2015.05.19 墓参り

 「お墓参りに行きませんか。」というメールがあって、近くのお寺へ出掛けた。たまたま、家の近くのお寺に会社の後輩が眠っている。享年41才というから若い。私が定年で会社を去る時には、まだ40前の若さだった。体調が悪くなりながらも、博士論文を提出したと聞いていたので、さぞ無念だったと思う。

 彼は若い時から持病があって、治療を抱えながら仕事に励んでいた。私たちがやっていたのは、特殊な機械材料の開発だった。何年も完成を見ることがない。実験的に答えを求めるタイプの開発なので、毎日実験が続いた。「まだ誰も手にしたことのない新しいものを創る。」という面白さはある。だが、何年も続けるということは、何年も答えが得られずに失敗を繰り返すということだ。タフな者でも、相当のストレスを受ける。
 私が会社を去る前に彼は管理職に付いた。管理職となればさらにストレスは増す。同じ時期に、博士課程進学のチャンスがあり、私は体調を心配して進学希望を打診をした。彼は、ひるまずに「やります。」と言った。開発を続けながら管理職の業務をこなし、さらに学業に励んだ。技術者として満たされた日々を送ったと思う。だが、負担は増していたはずだ。
 私は、彼の死を前にして、本当にこれで良かったのかを自ら問うた。彼の仕事を軽くするという選択肢もあったのではないか、そういう思いだ。技術者としては一線を引くが、命を温存できたのではないか、という思いが巡る。だが、もう一方で、彼をラインから外した時の本人の心情を思うとためらいもある。どちらが良かったのか。これは、いつまでも堂々巡りだ。最近は、これが彼氏の運命だったと思うことによって、自身の安心を得ていることに気づく。
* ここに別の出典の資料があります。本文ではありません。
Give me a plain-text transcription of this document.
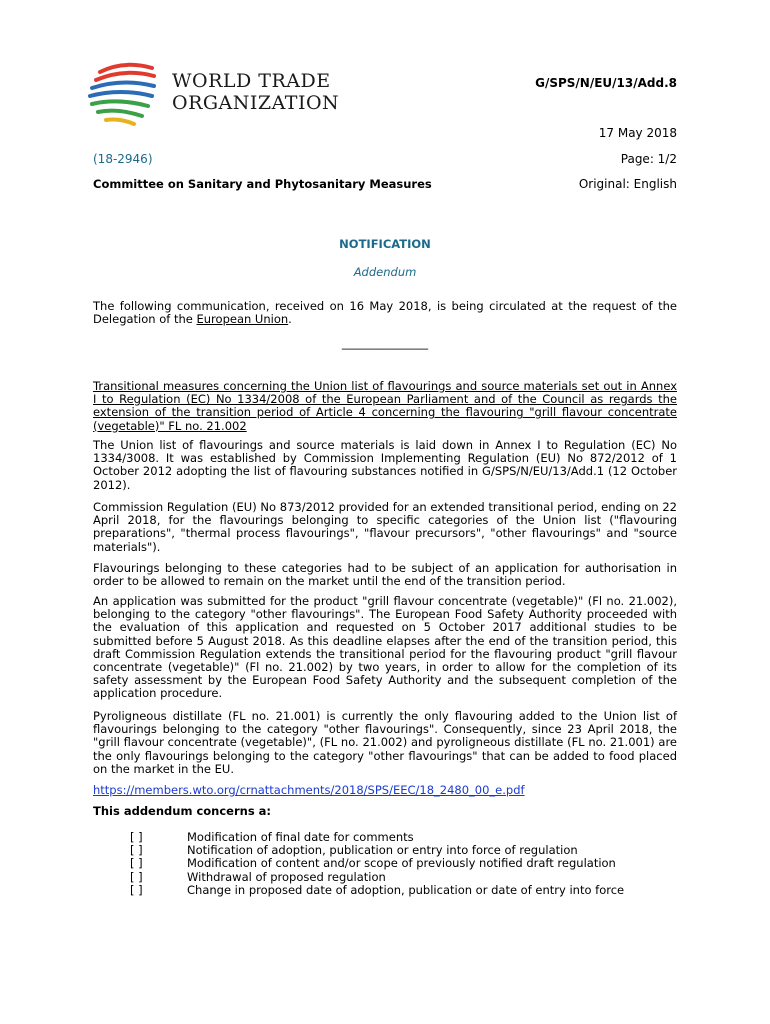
WORLD TRADE
ORGANIZATION
G/SPS/N/EU/13/Add.8
17 May 2018
(18-2946)	Page: 1/2
Committee on Sanitary and Phytosanitary Measures	Original: English
NOTIFICATION
Addendum
The following communication, received on 16 May 2018, is being circulated at the request of the Delegation of the European Union.
_______________
Transitional measures concerning the Union list of flavourings and source materials set out in Annex I to Regulation (EC) No 1334/2008 of the European Parliament and of the Council as regards the extension of the transition period of Article 4 concerning the flavouring "grill flavour concentrate (vegetable)" FL no. 21.002
The Union list of flavourings and source materials is laid down in Annex I to Regulation (EC) No 1334/3008. It was established by Commission Implementing Regulation (EU) No 872/2012 of 1 October 2012 adopting the list of flavouring substances notified in G/SPS/N/EU/13/Add.1 (12 October 2012).
Commission Regulation (EU) No 873/2012 provided for an extended transitional period, ending on 22 April 2018, for the flavourings belonging to specific categories of the Union list ("flavouring preparations", "thermal process flavourings", "flavour precursors", "other flavourings" and "source materials").
Flavourings belonging to these categories had to be subject of an application for authorisation in order to be allowed to remain on the market until the end of the transition period.
An application was submitted for the product "grill flavour concentrate (vegetable)" (Fl no. 21.002), belonging to the category "other flavourings". The European Food Safety Authority proceeded with the evaluation of this application and requested on 5 October 2017 additional studies to be submitted before 5 August 2018. As this deadline elapses after the end of the transition period, this draft Commission Regulation extends the transitional period for the flavouring product "grill flavour concentrate (vegetable)" (Fl no. 21.002) by two years, in order to allow for the completion of its safety assessment by the European Food Safety Authority and the subsequent completion of the application procedure.
Pyroligneous distillate (FL no. 21.001) is currently the only flavouring added to the Union list of flavourings belonging to the category "other flavourings". Consequently, since 23 April 2018, the "grill flavour concentrate (vegetable)", (FL no. 21.002) and pyroligneous distillate (FL no. 21.001) are the only flavourings belonging to the category "other flavourings" that can be added to food placed on the market in the EU.
https://members.wto.org/crnattachments/2018/SPS/EEC/18_2480_00_e.pdf
This addendum concerns a:
[ ]	Modification of final date for comments
[ ]	Notification of adoption, publication or entry into force of regulation
[ ]	Modification of content and/or scope of previously notified draft regulation
[ ]	Withdrawal of proposed regulation
[ ]	Change in proposed date of adoption, publication or date of entry into force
 墓参りの帰り、駅前で後輩たちと一杯やった。とは言っても、こちらはすっかり酒を断っているので、相手にすれば興ざめかもしれない。三人の後輩たちは、いずれも4143才の働き盛りである。私が会社を去るときには、まだ頼りないところもあったが、今では技術者として頼りにされる存在なのだろう。話の端に彼らの自信のようなものが現れるのに気付く。話すことと言えば仕事の話ばかりだが、いつまでも話は尽きない。
 仕事を離れて七年、「穏やかな老後」を送っている自身とのギャップを心配した。だが、開発の仕事のこととなると、考えることもなく脳内から言葉がほとばしるようであった。これには、自分でも驚きだった。彼らと会う前は、一線で働く技術者と話が通じるのだろうか、正直そんな心配と気おくれがあったのである。長年仕事を通して得られた「技術者の感覚」が、自分の身体に深く染み付いているのに気付かされるのだった。
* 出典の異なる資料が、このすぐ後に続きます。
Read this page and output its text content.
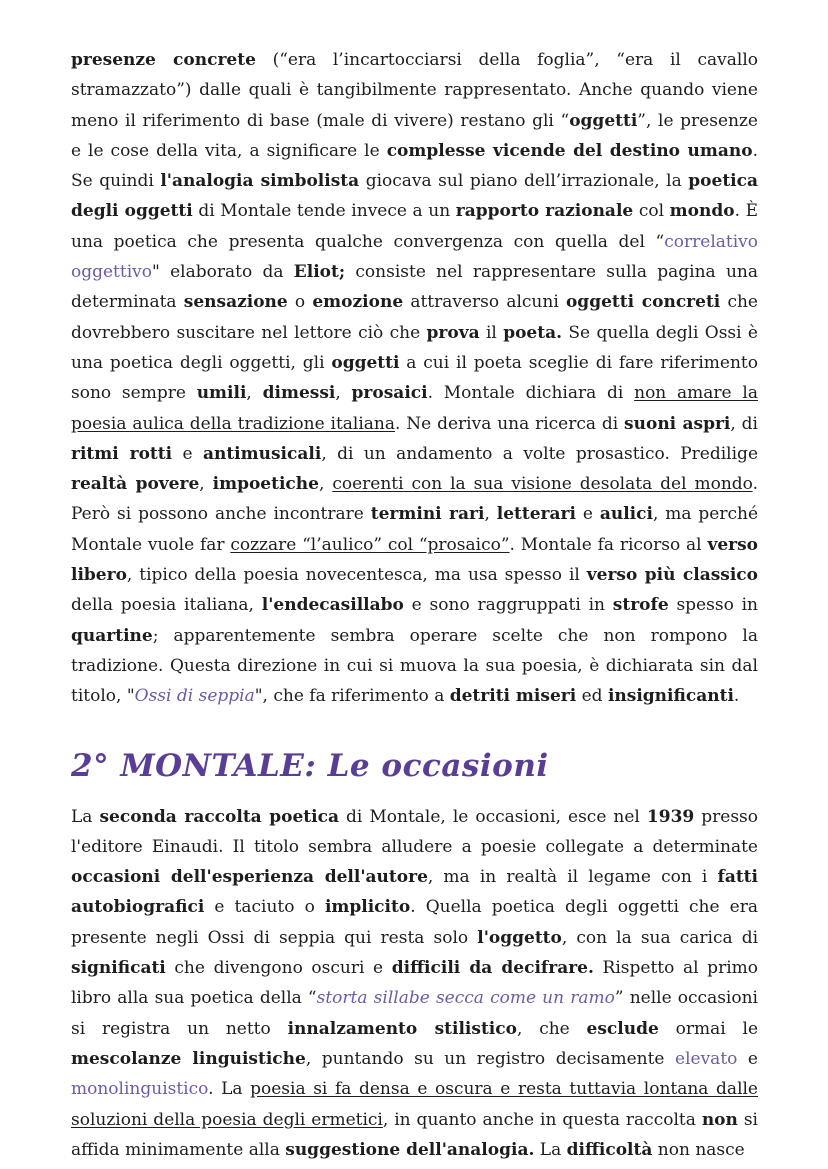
presenze concrete (“era l’incartocciarsi della foglia”, “era il cavallo stramazzato”) dalle quali è tangibilmente rappresentato. Anche quando viene meno il riferimento di base (male di vivere) restano gli “oggetti”, le presenze e le cose della vita, a significare le complesse vicende del destino umano. Se quindi l'analogia simbolista giocava sul piano dell’irrazionale, la poetica degli oggetti di Montale tende invece a un rapporto razionale col mondo. È una poetica che presenta qualche convergenza con quella del “correlativo oggettivo" elaborato da Eliot; consiste nel rappresentare sulla pagina una determinata sensazione o emozione attraverso alcuni oggetti concreti che dovrebbero suscitare nel lettore ciò che prova il poeta. Se quella degli Ossi è una poetica degli oggetti, gli oggetti a cui il poeta sceglie di fare riferimento sono sempre umili, dimessi, prosaici. Montale dichiara di non amare la poesia aulica della tradizione italiana. Ne deriva una ricerca di suoni aspri, di ritmi rotti e antimusicali, di un andamento a volte prosastico. Predilige realtà povere, impoetiche, coerenti con la sua visione desolata del mondo. Però si possono anche incontrare termini rari, letterari e aulici, ma perché Montale vuole far cozzare “l’aulico” col “prosaico”. Montale fa ricorso al verso libero, tipico della poesia novecentesca, ma usa spesso il verso più classico della poesia italiana, l'endecasillabo e sono raggruppati in strofe spesso in quartine; apparentemente sembra operare scelte che non rompono la tradizione. Questa direzione in cui si muova la sua poesia, è dichiarata sin dal titolo, "Ossi di seppia", che fa riferimento a detriti miseri ed insignificanti.

2° MONTALE: Le occasioni

La seconda raccolta poetica di Montale, le occasioni, esce nel 1939 presso l'editore Einaudi. Il titolo sembra alludere a poesie collegate a determinate occasioni dell'esperienza dell'autore, ma in realtà il legame con i fatti autobiografici e taciuto o implicito. Quella poetica degli oggetti che era presente negli Ossi di seppia qui resta solo l'oggetto, con la sua carica di significati che divengono oscuri e difficili da decifrare. Rispetto al primo libro alla sua poetica della “storta sillabe secca come un ramo” nelle occasioni si registra un netto innalzamento stilistico, che esclude ormai le mescolanze linguistiche, puntando su un registro decisamente elevato e monolinguistico. La poesia si fa densa e oscura e resta tuttavia lontana dalle soluzioni della poesia degli ermetici, in quanto anche in questa raccolta non si affida minimamente alla suggestione dell'analogia. La difficoltà non nasce
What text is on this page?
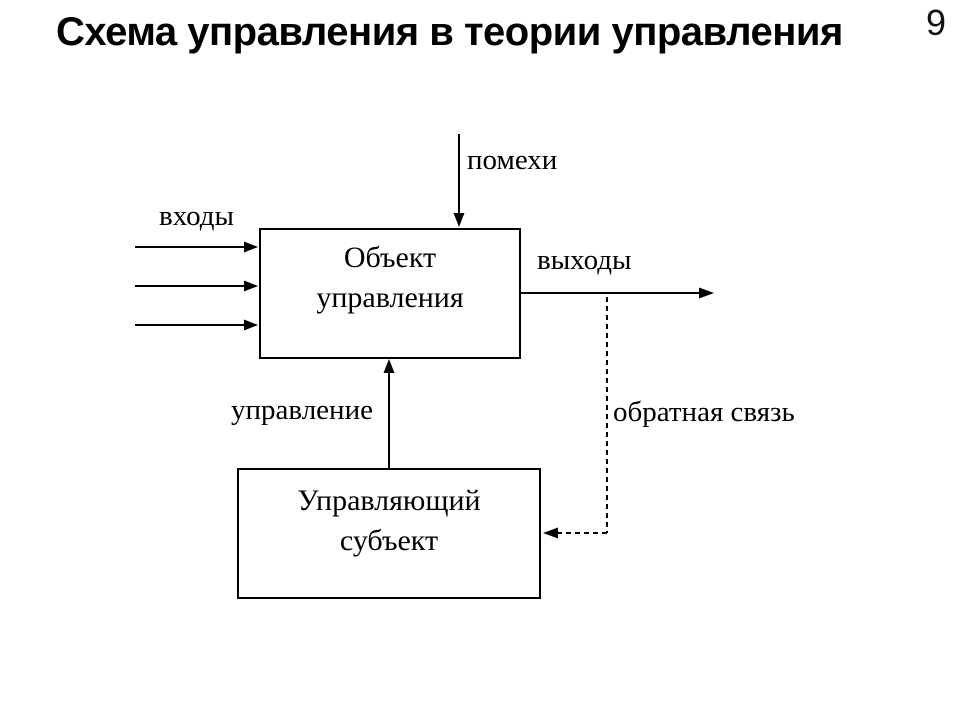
Схема управления в теории управления	9
Объект
управления
Управляющий
субъект
входы
помехи
выходы
управление	обратная связь
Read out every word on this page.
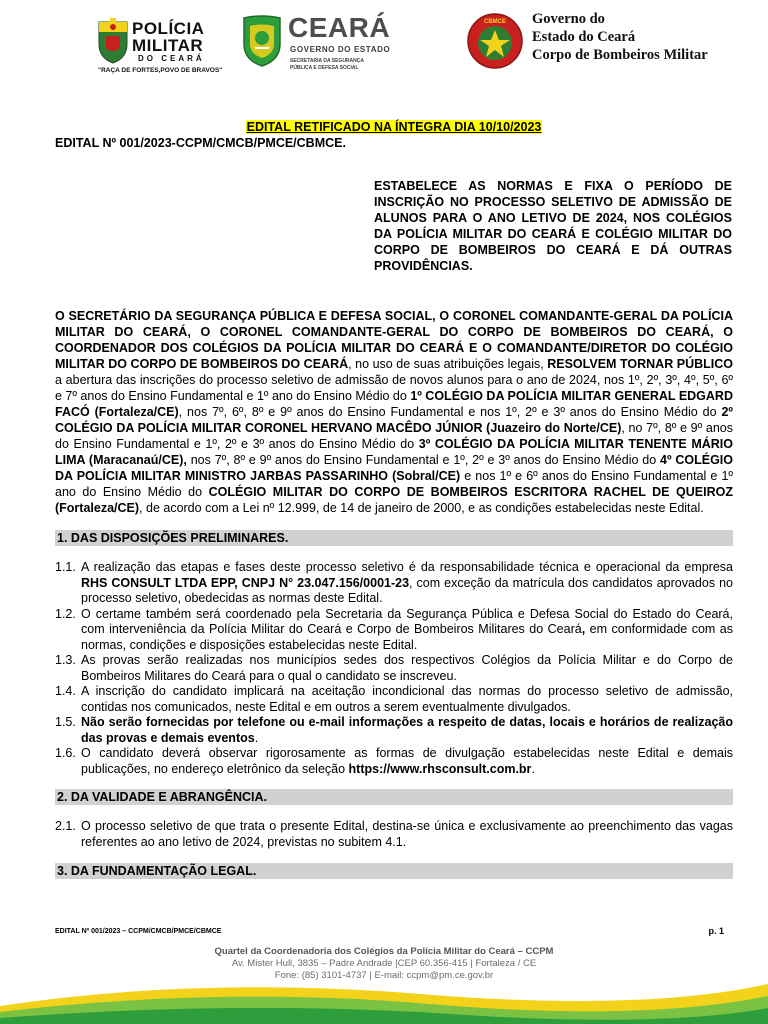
POLÍCIA
MILITAR
DO CEARÁ
"RAÇA DE FORTES,POVO DE BRAVOS"
CEARÁ
GOVERNO DO ESTADO
SECRETARIA DA SEGURANÇA
PÚBLICA E DEFESA SOCIAL
CBMCE Governo do
Estado do Ceará
Corpo de Bombeiros Militar
EDITAL RETIFICADO NA ÍNTEGRA DIA 10/10/2023
EDITAL Nº 001/2023-CCPM/CMCB/PMCE/CBMCE.
ESTABELECE AS NORMAS E FIXA O PERÍODO DE INSCRIÇÃO NO PROCESSO SELETIVO DE ADMISSÃO DE ALUNOS PARA O ANO LETIVO DE 2024, NOS COLÉGIOS DA POLÍCIA MILITAR DO CEARÁ E COLÉGIO MILITAR DO CORPO DE BOMBEIROS DO CEARÁ E DÁ OUTRAS PROVIDÊNCIAS.
O SECRETÁRIO DA SEGURANÇA PÚBLICA E DEFESA SOCIAL, O CORONEL COMANDANTE-GERAL DA POLÍCIA MILITAR DO CEARÁ, O CORONEL COMANDANTE-GERAL DO CORPO DE BOMBEIROS DO CEARÁ, O COORDENADOR DOS COLÉGIOS DA POLÍCIA MILITAR DO CEARÁ E O COMANDANTE/DIRETOR DO COLÉGIO MILITAR DO CORPO DE BOMBEIROS DO CEARÁ, no uso de suas atribuições legais, RESOLVEM TORNAR PÚBLICO a abertura das inscrições do processo seletivo de admissão de novos alunos para o ano de 2024, nos 1º, 2º, 3º, 4º, 5º, 6º e 7º anos do Ensino Fundamental e 1º ano do Ensino Médio do 1º COLÉGIO DA POLÍCIA MILITAR GENERAL EDGARD FACÓ (Fortaleza/CE), nos 7º, 6º, 8º e 9º anos do Ensino Fundamental e nos 1º, 2º e 3º anos do Ensino Médio do 2º COLÉGIO DA POLÍCIA MILITAR CORONEL HERVANO MACÊDO JÚNIOR (Juazeiro do Norte/CE), no 7º, 8º e 9º anos do Ensino Fundamental e 1º, 2º e 3º anos do Ensino Médio do 3º COLÉGIO DA POLÍCIA MILITAR TENENTE MÁRIO LIMA (Maracanaú/CE), nos 7º, 8º e 9º anos do Ensino Fundamental e 1º, 2º e 3º anos do Ensino Médio do 4º COLÉGIO DA POLÍCIA MILITAR MINISTRO JARBAS PASSARINHO (Sobral/CE) e nos 1º e 6º anos do Ensino Fundamental e 1º ano do Ensino Médio do COLÉGIO MILITAR DO CORPO DE BOMBEIROS ESCRITORA RACHEL DE QUEIROZ (Fortaleza/CE), de acordo com a Lei nº 12.999, de 14 de janeiro de 2000, e as condições estabelecidas neste Edital.
1. DAS DISPOSIÇÕES PRELIMINARES.
1.1. A realização das etapas e fases deste processo seletivo é da responsabilidade técnica e operacional da empresa RHS CONSULT LTDA EPP, CNPJ N° 23.047.156/0001-23, com exceção da matrícula dos candidatos aprovados no processo seletivo, obedecidas as normas deste Edital.
1.2. O certame também será coordenado pela Secretaria da Segurança Pública e Defesa Social do Estado do Ceará, com interveniência da Polícia Militar do Ceará e Corpo de Bombeiros Militares do Ceará, em conformidade com as normas, condições e disposições estabelecidas neste Edital.
1.3. As provas serão realizadas nos municípios sedes dos respectivos Colégios da Polícia Militar e do Corpo de Bombeiros Militares do Ceará para o qual o candidato se inscreveu.
1.4. A inscrição do candidato implicará na aceitação incondicional das normas do processo seletivo de admissão, contidas nos comunicados, neste Edital e em outros a serem eventualmente divulgados.
1.5. Não serão fornecidas por telefone ou e-mail informações a respeito de datas, locais e horários de realização das provas e demais eventos.
1.6. O candidato deverá observar rigorosamente as formas de divulgação estabelecidas neste Edital e demais publicações, no endereço eletrônico da seleção https://www.rhsconsult.com.br.
2. DA VALIDADE E ABRANGÊNCIA.
2.1. O processo seletivo de que trata o presente Edital, destina-se única e exclusivamente ao preenchimento das vagas referentes ao ano letivo de 2024, previstas no subitem 4.1.
3. DA FUNDAMENTAÇÃO LEGAL.
EDITAL Nº 001/2023 – CCPM/CMCB/PMCE/CBMCE	p. 1
Quartel da Coordenadoria dos Colégios da Polícia Militar do Ceará – CCPM
Av. Mister Hull, 3835 – Padre Andrade |CEP 60.356-415 | Fortaleza / CE
Fone: (85) 3101-4737 | E-mail: ccpm@pm.ce.gov.br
 墓に刻まれた「誓願知」という文字は、奥様のものではなく、おそらく亡き本人のものだろう。「知を願うことを誓う。」というこの言葉に、どのような含意があるのか分からない。生前、おおらかな性格で理性的だった彼らしい墓碑銘である。
 博士号を目指した彼ばかりでなく、それに続く後輩たちは、次々に技術士、博士号など技術者としての肩書を得てゆく。無能のゆえ無冠を通す他なかった技術者、森を見ない職人的な技術者、芸術家になることのできなかった工芸職人、そういうものだったと自分を改めて思う。その耕してきた土壌に、次々に大樹が伸びてくるとは、夢想だにしなかった。
 「青は藍より出でて藍より青し。」とは、このことかと思う。自身が「藍」であったどうかさえ危ういが、藍から出でたこの青さを事実として認めなければなるまい。自身のことではなく、後輩たちの青さが、眩しいばかりである。

補遺
 法門無尽誓願知(ほうもんむじんせいがんち) み仏の教えは無尽なれど、願わくばすべてを学び知ることを誓う。仏教のことばであるらしい。「知ること」とは、「世界を知る」ことであり、「己を知る」ことである。
 どんな小さな技術開発であっても、自然の法則を新たに知ることによって、はじめて可能になる。知ることとは、考えることである。既存の技術は学ぶことができるが、新たな技術は学ぶことができない。なぜなら、それはまだ世界に存在していなものだからである。考え、知を拓くことによってしか新たな技術は産まれない。技術者とは、知を拓くことに喜びを覚える者たちのことである。技術の開発とは、未開の荒野を、自らの考えを指針として彷徨う他ないものだと思う。